T&D World Magazine
GE-Led Consortium Wins Manitoba Hydro Contract to Replace Substation

GE-Led Consortium Wins Manitoba Hydro Contract to Replace Substation

GE-Led Consortium to Build New 66-kilovolt Adelaide Street Substation in Downtown Winnipeg Project is Part of Utility’s Plans to Upgrade or Replace 20 City Substations over 10 to 12 Years Manitoba Hydro Contract Marks First Substation Order for GE’s Digital Energy Business in Canada

A consortium led by GE’s Digital Energy business has won a milestone engineering, procurement and construction (EPC) contract from Manitoba Hydro to build a new, 66 kV gas-insulated substation (GIS) to help meet Winnipeg’s growing energy needs. The contract, valued at 31.4M CAD is the first substation order for GE’s Digital Energy business in Canada.

The new Adelaide Street substation will be built in downtown Winnipeg, replacing the utility’s aging substation on King Street in the Exchange District.
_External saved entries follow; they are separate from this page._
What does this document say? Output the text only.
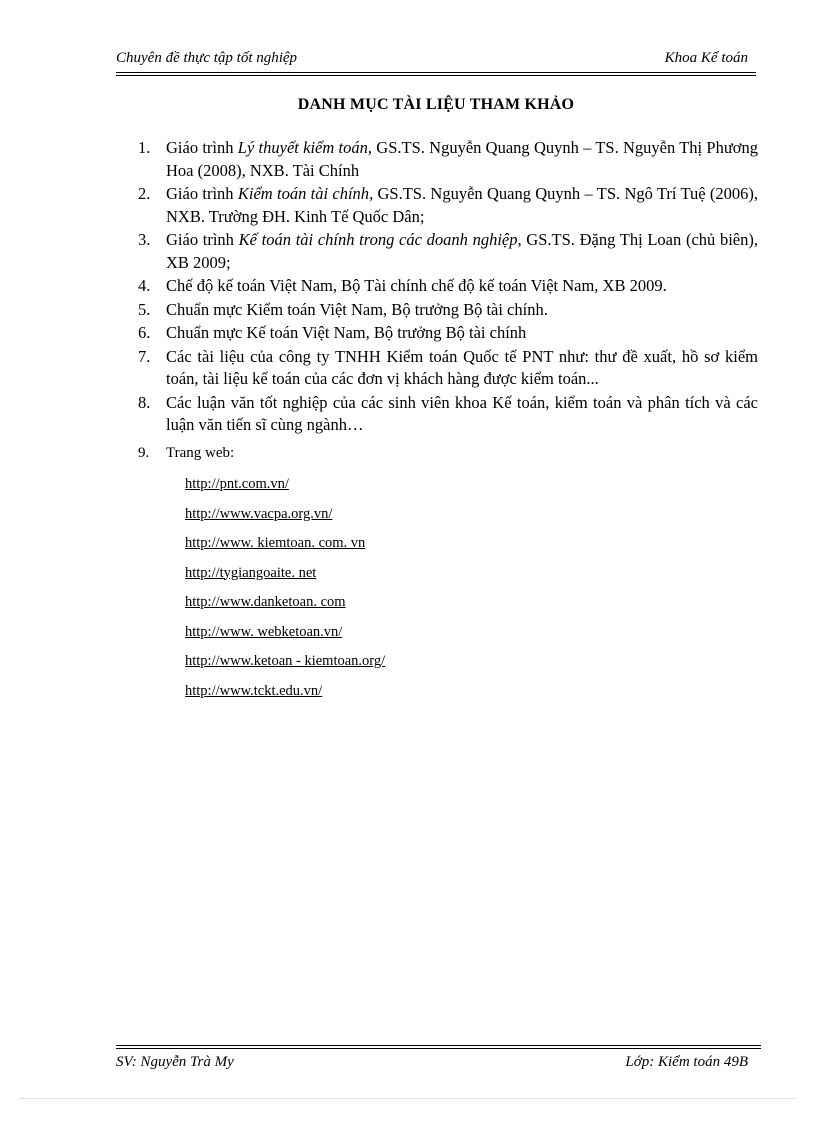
Chuyên đề thực tập tốt nghiệp	Khoa Kế toán
DANH MỤC TÀI LIỆU THAM KHẢO
1. Giáo trình Lý thuyết kiểm toán, GS.TS. Nguyễn Quang Quynh – TS. Nguyễn Thị Phương Hoa (2008), NXB. Tài Chính
2. Giáo trình Kiểm toán tài chính, GS.TS. Nguyễn Quang Quynh – TS. Ngô Trí Tuệ (2006), NXB. Trường ĐH. Kinh Tế Quốc Dân;
3. Giáo trình Kế toán tài chính trong các doanh nghiệp, GS.TS. Đặng Thị Loan (chủ biên), XB 2009;
4. Chế độ kế toán Việt Nam, Bộ Tài chính chế độ kế toán Việt Nam, XB 2009.
5. Chuẩn mực Kiểm toán Việt Nam, Bộ trưởng Bộ tài chính.
6. Chuẩn mực Kế toán Việt Nam, Bộ trưởng Bộ tài chính
7. Các tài liệu của công ty TNHH Kiểm toán Quốc tế PNT như: thư đề xuất, hồ sơ kiểm toán, tài liệu kế toán của các đơn vị khách hàng được kiểm toán...
8. Các luận văn tốt nghiệp của các sinh viên khoa Kế toán, kiểm toán và phân tích và các luận văn tiến sĩ cùng ngành…
9. Trang web:
http://pnt.com.vn/
http://www.vacpa.org.vn/
http://www. kiemtoan. com. vn
http://tygiangoaite. net
http://www.danketoan. com
http://www. webketoan.vn/
http://www.ketoan - kiemtoan.org/
http://www.tckt.edu.vn/
SV: Nguyễn Trà My	Lớp: Kiểm toán 49B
The project is part of Manitoba Hydro’s plan to upgrade or replace Winnipeg’s aging substations and other equipment with newer, more efficient power delivery systems.
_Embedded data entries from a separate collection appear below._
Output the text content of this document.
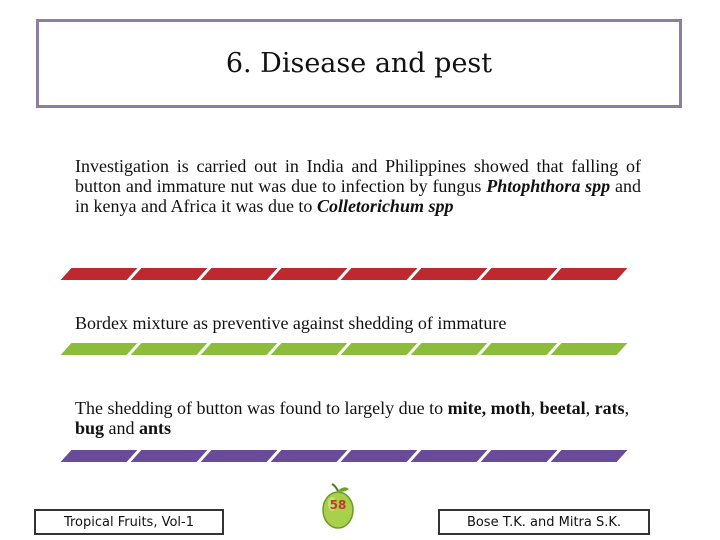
6. Disease and pest

Investigation is carried out in India and Philippines showed that falling of button and immature nut was due to infection by fungus Phtophthora spp and in kenya and Africa it was due to Colletorichum spp

Bordex mixture as preventive against shedding of immature

The shedding of button was found to largely due to mite, moth, beetal, rats, bug and ants

Tropical Fruits, Vol-1
58
Bose T.K. and Mitra S.K.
GE submitted the winning EPC bid under an open consortium approach, with GE as the consortium leader and Edmonton, Alberta-based HB Construction Company, Ltd. as the consortium’s engineering and construction partner.  Teshmont, a Winnipeg-based leader in high-voltage DC power transmission services, also plays a key role as GE’s key sub-contractor responsible for protection and control engineering and associated testing.
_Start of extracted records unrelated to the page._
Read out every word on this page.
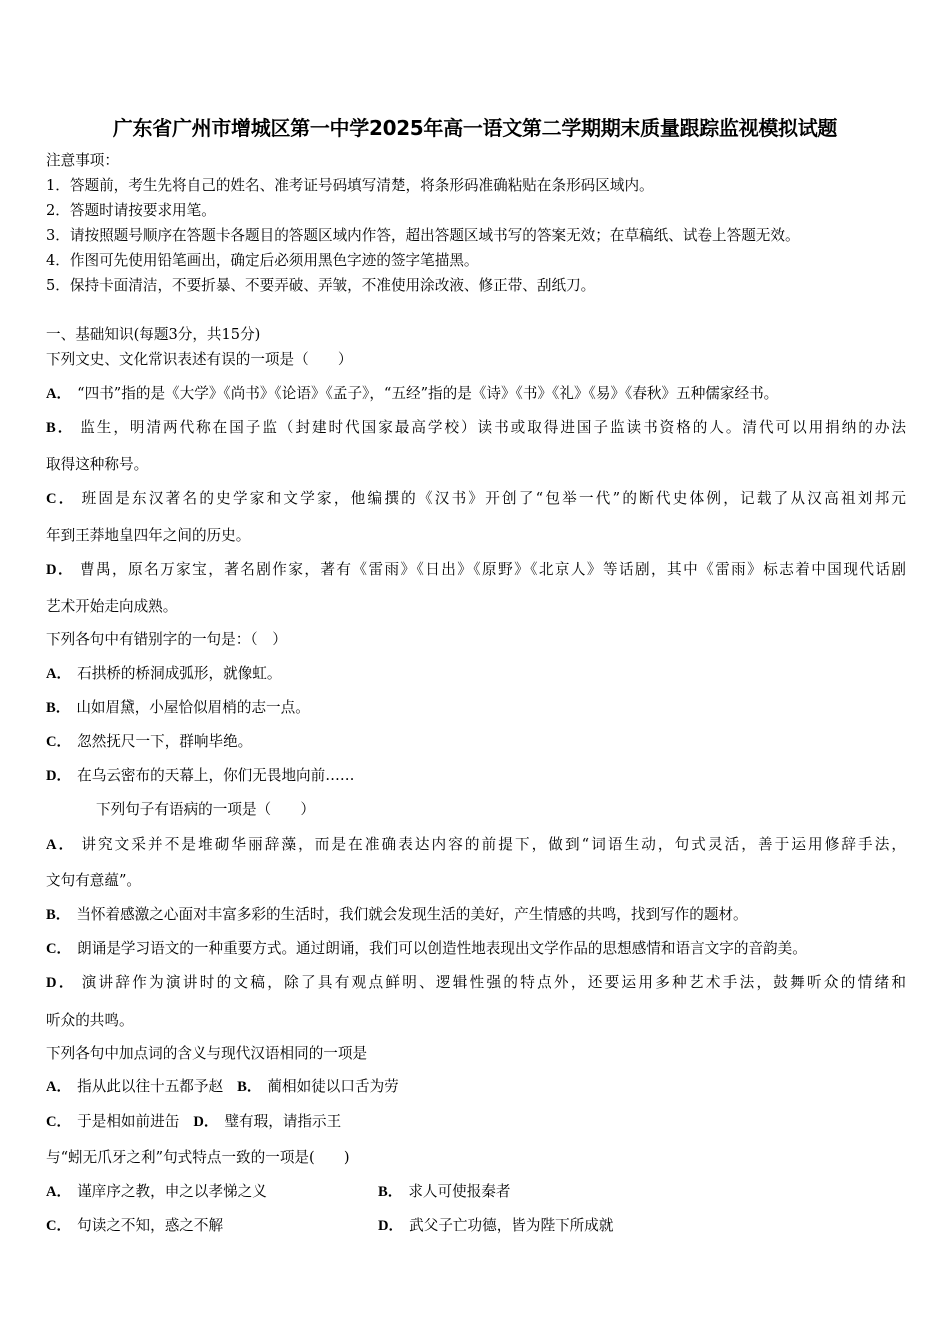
广东省广州市增城区第一中学2025年高一语文第二学期期末质量跟踪监视模拟试题
注意事项：
1．答题前，考生先将自己的姓名、准考证号码填写清楚，将条形码准确粘贴在条形码区域内。
2．答题时请按要求用笔。
3．请按照题号顺序在答题卡各题目的答题区域内作答，超出答题区域书写的答案无效；在草稿纸、试卷上答题无效。
4．作图可先使用铅笔画出，确定后必须用黑色字迹的签字笔描黑。
5．保持卡面清洁，不要折暴、不要弄破、弄皱，不准使用涂改液、修正带、刮纸刀。
一、基础知识(每题3分，共15分)
下列文史、文化常识表述有误的一项是（　　）
A． “四书”指的是《大学》《尚书》《论语》《孟子》，“五经”指的是《诗》《书》《礼》《易》《春秋》五种儒家经书。
B． 监生，明清两代称在国子监（封建时代国家最高学校）读书或取得进国子监读书资格的人。清代可以用捐纳的办法
取得这种称号。
C． 班固是东汉著名的史学家和文学家，他编撰的《汉书》开创了“包举一代”的断代史体例，记载了从汉高祖刘邦元
年到王莽地皇四年之间的历史。
D． 曹禺，原名万家宝，著名剧作家，著有《雷雨》《日出》《原野》《北京人》等话剧，其中《雷雨》标志着中国现代话剧
艺术开始走向成熟。
下列各句中有错别字的一句是：（　）
A． 石拱桥的桥洞成弧形，就像虹。
B． 山如眉黛，小屋恰似眉梢的志一点。
C． 忽然抚尺一下，群响毕绝。
D． 在乌云密布的天幕上，你们无畏地向前……
下列句子有语病的一项是（　　）
A． 讲究文采并不是堆砌华丽辞藻，而是在准确表达内容的前提下，做到“词语生动，句式灵活，善于运用修辞手法，
文句有意蕴”。
B． 当怀着感激之心面对丰富多彩的生活时，我们就会发现生活的美好，产生情感的共鸣，找到写作的题材。
C． 朗诵是学习语文的一种重要方式。通过朗诵，我们可以创造性地表现出文学作品的思想感情和语言文字的音韵美。
D． 演讲辞作为演讲时的文稿，除了具有观点鲜明、逻辑性强的特点外，还要运用多种艺术手法，鼓舞听众的情绪和
听众的共鸣。
下列各句中加点词的含义与现代汉语相同的一项是
A． 指从此以往十五都予赵 B． 蔺相如徒以口舌为劳
C． 于是相如前进缶 D． 璧有瑕，请指示王
与“蚓无爪牙之利”句式特点一致的一项是(　　)
A． 谨庠序之教，申之以孝悌之义	B． 求人可使报秦者
C． 句读之不知，惑之不解	D． 武父子亡功德，皆为陛下所成就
“Electrical substations are a critical part of our distribution system, delivering electricity to homes and businesses throughout the city and driving more sustainable economic growth for our province,” said Manitoba Hydro president & CEO Scott Thomson. “Even as we expand our networks, they are continuously being repaired and upgraded to meet the growing energy needs of our customers. Our selection of GE, HB Construction and Teshmont to build the new Adelaide substation is an important step forward in our efforts to repower the city and province.”

Brent Reed, vice president, customer service & distribution for Manitoba Hydro noted that of the 97 stations in the city of Winnipeg, 37 are operating beyond their technical limitations and eight of them are more than 60 years old.

Winnipeg is not alone.  A report by the Canadian Electricity Association quotes an International Energy Agency estimate that Canada will need to invest an estimated $350 billion in its electricity sector by 2030, representing a national investment of approximately $17.5 billion per year for 20 years.

The GE-led consortium’s scope of work on the new Adelaide substation includes the design, supply, installation, testing and commissioning support of three 30-megavolt ampere transformers; 66-kilovolt gas-insulated switchgear; and 12-kilovolt metal-clad switchgear. The equipment will be housed in a new building with a perimeter wall surrounding the station.